His international teammates, full of questions about his life in the new world, also made him welcome with a second nickname.
“Everyone is asking about America, of course. Not everyone’s been here or knows the US … The guys were joking like, ‘Hey, cowboy is here,’’ he said. “I played three games in the Under-21 national team, so I knew some of the guys. Even though I knew like five of 25 people, they welcomed me like I was there with them all the time … I was the ‘cowboy’ and they asked me if I was alive.”
As for the “Kobra” tag: Some media outlets have reported that his sobriquet came from the cobra tattoo on his back, but Ondrasek sets the record straight – it’s the opposite.
“The nickname started as a joke,” he said.
During a postgame film session at his first professional club, SK Dynamo Ceske Budejovice, a coach began to criticize his lack of work rate as he loitered at the edge of the penalty area, only for Ondrasek to suddenly snap into motion and finish a cross into the box with a few quick steps.
“He was like, ‘Yo, what this is, man, you are just standing here and then suddenly like some cobra you attack and you score, which is great, but you have to help the team.’ And everyone was laughing. And then it stuck,” he recalled.
A few years after he progressed to the first team, the team captain suggested Ondrasek get a tattoo signifying the moniker.
“I wanted to do it actually on my calf, but at the end when I saw the cobra, I was like no, you're going on my back,” Ondrasek said.

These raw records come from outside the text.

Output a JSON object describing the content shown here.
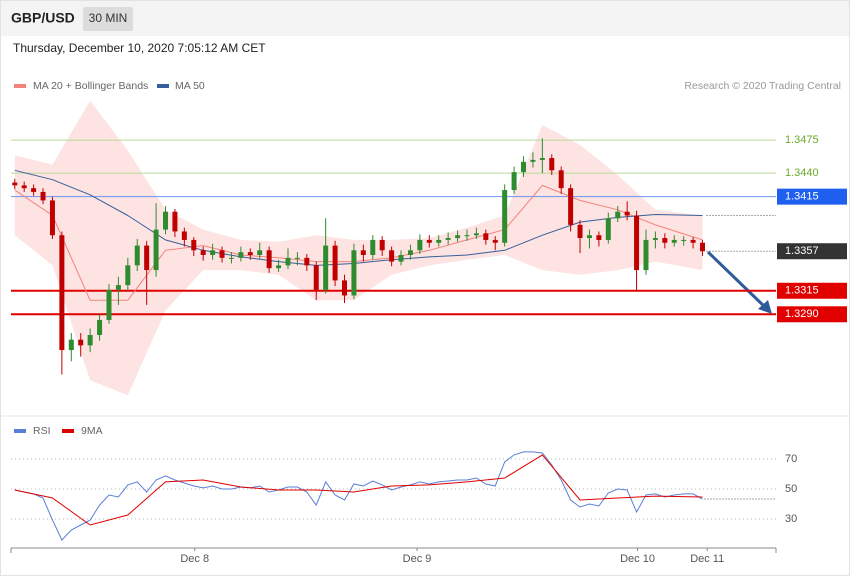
{
  "header": {
    "symbol": "GBP/USD",
    "interval": "30 MIN",
    "datetime": "Thursday, December 10, 2020 7:05:12 AM CET",
    "credit": "Research © 2020 Trading Central"
  },
  "chart_data": [
    {
      "type": "candlestick",
      "up_color": "#2e8b2e",
      "down_color": "#c00000",
      "band_color": "#fde3e1",
      "xlim": [
        -0.4,
        80.8
      ],
      "ylim": [
        1.3183,
        1.3523
      ],
      "open": [
        1.343,
        1.3427,
        1.3424,
        1.342,
        1.3411,
        1.3374,
        1.3252,
        1.3263,
        1.3257,
        1.3268,
        1.3284,
        1.3316,
        1.3321,
        1.3342,
        1.3363,
        1.3337,
        1.338,
        1.3399,
        1.3378,
        1.3369,
        1.3358,
        1.3353,
        1.3358,
        1.335,
        1.335,
        1.3356,
        1.3353,
        1.3358,
        1.3339,
        1.3342,
        1.335,
        1.335,
        1.3342,
        1.3316,
        1.3363,
        1.3326,
        1.331,
        1.3358,
        1.3353,
        1.3369,
        1.3358,
        1.3346,
        1.3353,
        1.3358,
        1.3369,
        1.3366,
        1.3369,
        1.3371,
        1.3374,
        1.3374,
        1.3376,
        1.3369,
        1.3366,
        1.3422,
        1.3441,
        1.3452,
        1.3454,
        1.3456,
        1.3443,
        1.3424,
        1.3385,
        1.3371,
        1.3374,
        1.3369,
        1.3392,
        1.3399,
        1.3395,
        1.3337,
        1.3369,
        1.3371,
        1.3366,
        1.3369,
        1.3369,
        1.3366
      ],
      "high": [
        1.3434,
        1.3431,
        1.3428,
        1.3424,
        1.3415,
        1.3378,
        1.327,
        1.327,
        1.3275,
        1.329,
        1.3322,
        1.333,
        1.335,
        1.337,
        1.3368,
        1.3408,
        1.3405,
        1.3402,
        1.3382,
        1.3372,
        1.3362,
        1.3365,
        1.3362,
        1.3356,
        1.3362,
        1.336,
        1.3366,
        1.3362,
        1.3348,
        1.336,
        1.3356,
        1.3354,
        1.3346,
        1.3392,
        1.3368,
        1.3332,
        1.3365,
        1.3364,
        1.3374,
        1.3373,
        1.3362,
        1.3358,
        1.3364,
        1.3375,
        1.3374,
        1.3374,
        1.3377,
        1.3379,
        1.338,
        1.3382,
        1.338,
        1.3373,
        1.3428,
        1.3447,
        1.3458,
        1.3462,
        1.3477,
        1.346,
        1.3447,
        1.3428,
        1.339,
        1.338,
        1.3378,
        1.3398,
        1.3405,
        1.341,
        1.34,
        1.338,
        1.3378,
        1.3376,
        1.3374,
        1.3373,
        1.3372,
        1.3369
      ],
      "low": [
        1.3423,
        1.342,
        1.3416,
        1.3407,
        1.337,
        1.3226,
        1.324,
        1.3245,
        1.325,
        1.3262,
        1.328,
        1.33,
        1.3315,
        1.3336,
        1.33,
        1.333,
        1.3375,
        1.3372,
        1.3362,
        1.3352,
        1.3347,
        1.3348,
        1.3345,
        1.3344,
        1.3346,
        1.3348,
        1.3349,
        1.3334,
        1.3335,
        1.3338,
        1.3342,
        1.3336,
        1.3305,
        1.3312,
        1.332,
        1.3302,
        1.3306,
        1.3346,
        1.3348,
        1.3352,
        1.3341,
        1.3342,
        1.3348,
        1.3354,
        1.3361,
        1.3362,
        1.3364,
        1.3367,
        1.3368,
        1.337,
        1.3364,
        1.3358,
        1.3362,
        1.3418,
        1.3436,
        1.3446,
        1.344,
        1.3438,
        1.3418,
        1.3378,
        1.3355,
        1.336,
        1.3362,
        1.3365,
        1.3388,
        1.339,
        1.3314,
        1.3332,
        1.336,
        1.336,
        1.3362,
        1.3363,
        1.336,
        1.3352
      ],
      "close": [
        1.3427,
        1.3424,
        1.342,
        1.3411,
        1.3374,
        1.3252,
        1.3263,
        1.3257,
        1.3268,
        1.3284,
        1.3316,
        1.3321,
        1.3342,
        1.3363,
        1.3337,
        1.338,
        1.3399,
        1.3378,
        1.3369,
        1.3358,
        1.3353,
        1.3358,
        1.335,
        1.335,
        1.3356,
        1.3353,
        1.3358,
        1.3339,
        1.3342,
        1.335,
        1.335,
        1.3342,
        1.3316,
        1.3363,
        1.3326,
        1.331,
        1.3358,
        1.3353,
        1.3369,
        1.3358,
        1.3346,
        1.3353,
        1.3358,
        1.3369,
        1.3366,
        1.3369,
        1.3371,
        1.3374,
        1.3374,
        1.3376,
        1.3369,
        1.3366,
        1.3422,
        1.3441,
        1.3452,
        1.3454,
        1.3456,
        1.3443,
        1.3424,
        1.3385,
        1.3371,
        1.3374,
        1.3369,
        1.3392,
        1.3399,
        1.3395,
        1.3337,
        1.3369,
        1.3371,
        1.3366,
        1.3369,
        1.3369,
        1.3366,
        1.3357
      ],
      "series": [
        {
          "name": "MA 20 + Bollinger Bands",
          "color": "#f4837d",
          "x": [
            0,
            4,
            8,
            12,
            16,
            20,
            24,
            28,
            32,
            36,
            40,
            44,
            48,
            52,
            56,
            60,
            64,
            68,
            73
          ],
          "values": [
            1.3422,
            1.3395,
            1.3305,
            1.3305,
            1.3358,
            1.3363,
            1.3353,
            1.335,
            1.3346,
            1.3346,
            1.335,
            1.3358,
            1.3369,
            1.338,
            1.3427,
            1.3411,
            1.3401,
            1.3385,
            1.3369
          ],
          "upper": [
            1.3459,
            1.3449,
            1.3517,
            1.3464,
            1.3401,
            1.338,
            1.3369,
            1.3367,
            1.3374,
            1.3369,
            1.3369,
            1.3371,
            1.3382,
            1.3395,
            1.3491,
            1.347,
            1.3438,
            1.3401,
            1.3395
          ],
          "lower": [
            1.3374,
            1.3342,
            1.322,
            1.3204,
            1.3294,
            1.3337,
            1.3337,
            1.3332,
            1.3305,
            1.3305,
            1.3332,
            1.3342,
            1.3348,
            1.3353,
            1.3337,
            1.3332,
            1.3337,
            1.3346,
            1.3337
          ]
        },
        {
          "name": "MA 50",
          "color": "#365e9c",
          "x": [
            0,
            4,
            8,
            12,
            16,
            20,
            24,
            28,
            32,
            36,
            40,
            44,
            48,
            52,
            56,
            60,
            64,
            68,
            73
          ],
          "values": [
            1.3443,
            1.3433,
            1.3417,
            1.3395,
            1.3369,
            1.3358,
            1.3351,
            1.3346,
            1.3342,
            1.3344,
            1.3348,
            1.3351,
            1.3353,
            1.3358,
            1.3374,
            1.3388,
            1.3393,
            1.3396,
            1.3395
          ]
        }
      ],
      "levels": {
        "values": [
          1.3475,
          1.344,
          1.3415,
          1.3357,
          1.3315,
          1.329
        ],
        "value_labels": [
          "1.3475",
          "1.3440",
          "1.3415",
          "1.3357",
          "1.3315",
          "1.3290"
        ],
        "colors": [
          "#6aaa2a",
          "#6aaa2a",
          "#1e5ff0",
          "#333333",
          "#e00000",
          "#e00000"
        ],
        "styles": [
          "plain",
          "plain",
          "boxed",
          "last",
          "heavy",
          "heavy"
        ]
      }
    },
    {
      "type": "line",
      "xlim": [
        -0.4,
        80.8
      ],
      "ylim": [
        12.7,
        79.3
      ],
      "yticks": [
        70,
        50,
        30
      ],
      "grid": true,
      "xticks": [
        {
          "value": 19.1,
          "label": "Dec 8"
        },
        {
          "value": 42.7,
          "label": "Dec 9"
        },
        {
          "value": 66.1,
          "label": "Dec 10"
        },
        {
          "value": 73.5,
          "label": "Dec 11"
        }
      ],
      "series": [
        {
          "name": "RSI",
          "color": "#5a7fd6",
          "values": [
            49.3,
            48,
            46.7,
            44,
            29.3,
            16,
            22.7,
            26,
            29.3,
            39.3,
            46,
            44.7,
            52.7,
            54.7,
            48,
            56,
            58.7,
            56,
            54,
            52,
            50.7,
            52,
            50,
            50,
            51.3,
            50.7,
            52,
            48,
            49.3,
            51.3,
            51.3,
            48,
            39.3,
            54.7,
            46,
            42.7,
            53.3,
            52,
            55.3,
            52.7,
            49.3,
            51.3,
            52.7,
            54.7,
            53.3,
            54.7,
            55.3,
            56,
            56,
            57.3,
            53.3,
            52,
            68,
            72.7,
            74.7,
            74.7,
            74,
            66,
            56,
            42.7,
            38,
            40,
            38.7,
            47.3,
            50,
            49.3,
            34.7,
            46,
            46.7,
            44.7,
            46,
            46.7,
            46.7,
            43.3
          ]
        },
        {
          "name": "9MA",
          "color": "#e00000",
          "x": [
            0,
            4,
            8,
            12,
            16,
            20,
            24,
            28,
            32,
            36,
            40,
            44,
            48,
            52,
            56,
            60,
            64,
            68,
            73
          ],
          "values": [
            49.3,
            44,
            26,
            32.7,
            54.7,
            56,
            51.3,
            49.3,
            49.3,
            48,
            52,
            52.7,
            54.7,
            57.3,
            72.7,
            42.7,
            44,
            45.3,
            44.7
          ]
        }
      ]
    }
  ]
}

Following a rollercoaster-like 2019 season, Kobra resumed his hot streak this spring, scoring twice in FCD’s two matches before coronavirus rolled in, a frustrating development as he chased a spot on the Czech Republic’s Euro squad. But that dream is still alive, and he and his fiancee are content in their new locale, impressed with the kindness of their Texan neighbors and eager to explore more of North America than a typical MLS road swing allows.
“America is a different world than Europe. It’s beautiful,” said Ondrasek. “I say to everyone who has a chance and who can visit, visit the US, because it's amazing, so many nice places. I still hope I will get a chance to see more and more.
“I'm enjoying this adventure and I'm happy we are here.”